Una banda di Gandharva capeggiata da Tumburu, esperta di musica sacra e profana, ha cantato molti versi con note melodiose. Ghritachi, Menaka, Rambha, Purvachitti, Swayamprabha, Urvashi, Mishrakeshi, Dandagauri, Varuthini, Gopali, Sahajanya, Kumbhayoni, Prajagara, Chitrasena, Chitralekha , Saha e Madhuraswana, questi e altri a migliaia, dotati di occhi come foglie di loto, che erano impiegata per sedurre i cuori delle persone che praticano rigide austerità, vi danzava. Possedendo vita sottile e fianchi larghi e biondi, iniziarono a compiere varie evoluzioni, scuotendo i loro seni profondi, e gettando gli sguardi in giro, ed esibendo altri atteggiamenti attraenti capaci di rubare i cuori e le risoluzioni e le menti degli spettatori.

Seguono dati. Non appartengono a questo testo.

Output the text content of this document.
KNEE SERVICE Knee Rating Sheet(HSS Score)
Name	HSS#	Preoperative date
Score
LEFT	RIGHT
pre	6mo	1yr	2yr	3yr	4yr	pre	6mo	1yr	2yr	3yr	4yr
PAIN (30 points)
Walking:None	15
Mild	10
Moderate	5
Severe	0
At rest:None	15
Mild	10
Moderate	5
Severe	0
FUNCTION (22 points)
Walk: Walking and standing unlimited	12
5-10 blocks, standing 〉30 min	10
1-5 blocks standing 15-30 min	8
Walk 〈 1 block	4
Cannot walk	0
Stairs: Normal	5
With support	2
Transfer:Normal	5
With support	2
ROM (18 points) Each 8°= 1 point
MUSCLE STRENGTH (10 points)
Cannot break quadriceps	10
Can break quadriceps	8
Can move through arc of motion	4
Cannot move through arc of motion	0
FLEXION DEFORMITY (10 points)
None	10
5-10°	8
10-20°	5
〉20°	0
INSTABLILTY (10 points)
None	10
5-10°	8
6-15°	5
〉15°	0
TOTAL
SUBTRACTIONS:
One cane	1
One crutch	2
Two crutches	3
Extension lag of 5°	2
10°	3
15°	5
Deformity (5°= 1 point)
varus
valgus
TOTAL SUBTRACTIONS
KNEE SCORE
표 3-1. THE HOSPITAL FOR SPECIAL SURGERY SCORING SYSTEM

Gli dei e i Gandharva quindi, comprendendo i desideri di Indra, si procurarono un eccellente Arghya e riverirono Arjuna in fretta. Dopo avergli dato dell'acqua per lavargli i piedi e il viso, fecero entrare il principe nel palazzo di Indra. Così adorato, Arjuna continuò a vivere nella dimora di suo padre. Continuò per tutto il tempo ad acquisire armi celesti, insieme ai mezzi per ritirarle. Ricevette dalle mani di Indra la sua arma preferita di forza irresistibile, il fulmine e anche quelle altre armi, di tremendo ruggito, i lampi del cielo, i cui bagliori sono deducibili dall'aspetto delle nuvole e dei pavoni. Arjuna, dopo aver ottenuto quelle armi, si ricordò dei suoi fratelli. Al comando di Indra, invece, visse per interi cinque anni in paradiso, circondato da ogni comodità e lusso.